From the editor (Pat Rose):

As I’ve been looking through Elden’s archives on motorcycles and pistols, there have been a few surprises. A good case in point is an article written by Elden for the Feb/March 2000 issue of Dual Sport News. He was a regular contributor to the publication in the late 1990’s and early 2000’s.

Most of this one page article covers topics like KLR650 valve adjustment procedure, sprocket replacement technique and simplifying the removal of the rear shock absorber using the Ron Jensen method.

But “Baja Travails” in the right hand column is the one that really caught my eye, so I decided to post it here for our readers. I also found an illustration for the story – a nicely rendered pencil sketch done by artist Glenn Collins, which shows Elden’s 72 year old wife Pauline throwing rocks at the bull after having vaulted off the motorcycle.

Baja Travails

Pauline and I, on our KLR650, along with Joe Carpenter and Rod Morris on DR350’s, just got back from southern Baja. This particular biannual trip turned out to be our most perilous.

While passing an 18-wheeler on a narrow paved mountain road, the truck driver decided to pass someone in front of him. With two smoking tires and a foot to spare at the corner of the trailer, I barely avoided going into a concrete ditch.

While riding too fast through a ranch, a large gray horse decided to cross in front of me. I started to brake and just as I thought all was well he made a hard right and decided to drag race me. The horse managed to reach 25 mph before I locked up my two wheels and got down to plus or minus 25 mph. I won’t say we were close, but I could count the nails in his rear hooves!

The third incident involved a bull blocking the road up the side of a mountain. Rod Morris got by him but pissed him off. The bull then charged Joe Carpenter who ended up on his left side. When Pauline and I came onto the scene the bull had decided to not let anyone up the mountain. At this point I proved that bovine creatures are not always dumber than Homo sapiens.

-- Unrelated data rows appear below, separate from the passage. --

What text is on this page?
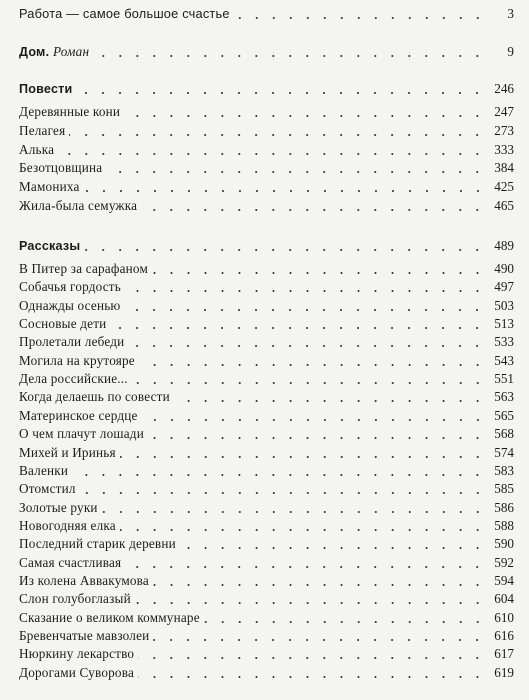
Работа — самое большое счастье	3
Дом. Роман	9
Повести	246
Деревянные кони	247
Пелагея	273
Алька	333
Безотцовщина	384
Мамониха	425
Жила-была семужка	465
Рассказы	489
В Питер за сарафаном	490
Собачья гордость	497
Однажды осенью	503
Сосновые дети	513
Пролетали лебеди	533
Могила на крутояре	543
Дела российские...	551
Когда делаешь по совести	563
Материнское сердце	565
О чем плачут лошади	568
Михей и Иринья	574
Валенки	583
Отомстил	585
Золотые руки	586
Новогодняя елка	588
Последний старик деревни	590
Самая счастливая	592
Из колена Аввакумова	594
Слон голубоглазый	604
Сказание о великом коммунаре	610
Бревенчатые мавзолеи	616
Нюркину лекарство	617
Дорогами Суворова	619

I decided to try to spook him so I ran into his space revving up my engine and honking my horn. He at first turned away and then changed his mind. My 72 year old athletic wife leaped off the pad clearing the tool bag just an instant before the bull crashed into the bike’s headlight. Fortunately he didn’t hook with his horns and was satisfied with one hit. Other than pushing me back two or three feet he did little else but bend the KLR’s fairing and headlight brackets badly. The plastic cover on the headlight saved the lens.

Baja is a wonderful place where motorcycles have more freedom and respect than in our country but one should always ride prudently. At age 65 I should know better – especially after 26 years of riding in Baja.